Old farm roads had long ago given way to interstate highways and the nearby historic missions would soon capture international acclaim.
Yet the residents of this urban South Side neighborhood remained dependent on plumbing systems no household in one of the nation’s largest cities had seen for years — outhouses, leaking septic tanks and cesspools.
It was a modern-day health hazard laced with indignity for citizens who, though they paid city taxes, received no city sewer service.
In 2001, the San Antonio Metropolitan Health Department declared the Mission Espada area a public health risk. The potential for an outbreak of dengue fever or hantavirus threatened both the immediate community and the larger San Antonio area.
That’s when the City of San Antonio, the San Antonio Water System and Los Vecinos de las Misiones began working with Merced Housing Texas on what came to be known as the Espada Sewer Connect Project.

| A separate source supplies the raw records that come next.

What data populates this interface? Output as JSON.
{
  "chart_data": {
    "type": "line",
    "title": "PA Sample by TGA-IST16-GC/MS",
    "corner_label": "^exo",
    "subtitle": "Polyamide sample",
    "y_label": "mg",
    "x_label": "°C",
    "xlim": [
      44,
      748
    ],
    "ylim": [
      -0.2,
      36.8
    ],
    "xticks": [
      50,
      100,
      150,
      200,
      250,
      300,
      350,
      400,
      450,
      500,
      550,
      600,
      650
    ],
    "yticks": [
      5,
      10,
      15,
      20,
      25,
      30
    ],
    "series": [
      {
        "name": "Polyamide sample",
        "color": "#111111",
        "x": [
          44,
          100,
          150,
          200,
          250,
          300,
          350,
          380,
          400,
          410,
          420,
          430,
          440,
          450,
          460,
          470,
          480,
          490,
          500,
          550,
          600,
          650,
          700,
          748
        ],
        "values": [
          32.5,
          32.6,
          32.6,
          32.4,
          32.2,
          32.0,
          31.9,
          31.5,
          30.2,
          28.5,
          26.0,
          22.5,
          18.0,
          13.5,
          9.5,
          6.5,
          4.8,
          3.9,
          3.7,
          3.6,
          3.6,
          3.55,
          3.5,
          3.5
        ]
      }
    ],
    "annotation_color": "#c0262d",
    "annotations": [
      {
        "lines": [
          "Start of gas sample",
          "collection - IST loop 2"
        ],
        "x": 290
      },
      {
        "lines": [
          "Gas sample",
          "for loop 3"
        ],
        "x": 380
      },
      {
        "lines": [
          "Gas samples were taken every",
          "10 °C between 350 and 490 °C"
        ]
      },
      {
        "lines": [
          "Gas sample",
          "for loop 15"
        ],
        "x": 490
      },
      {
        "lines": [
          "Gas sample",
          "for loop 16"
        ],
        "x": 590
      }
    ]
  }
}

Committing more than $3.3 million for this program, Merced rehabilitated 21 homes in the neighborhood connecting them with lateral sewer lines for the very first time. The four-phase project was completed in 2008.
Six years later, while still dominating the skyline of this now-improved neighborhood, the 18th century Mission San Francisco de la Espada site was named — along with the other three missions south of downtown San Antonio — a World Heritage Site.
Espada residents can call it home for years to come.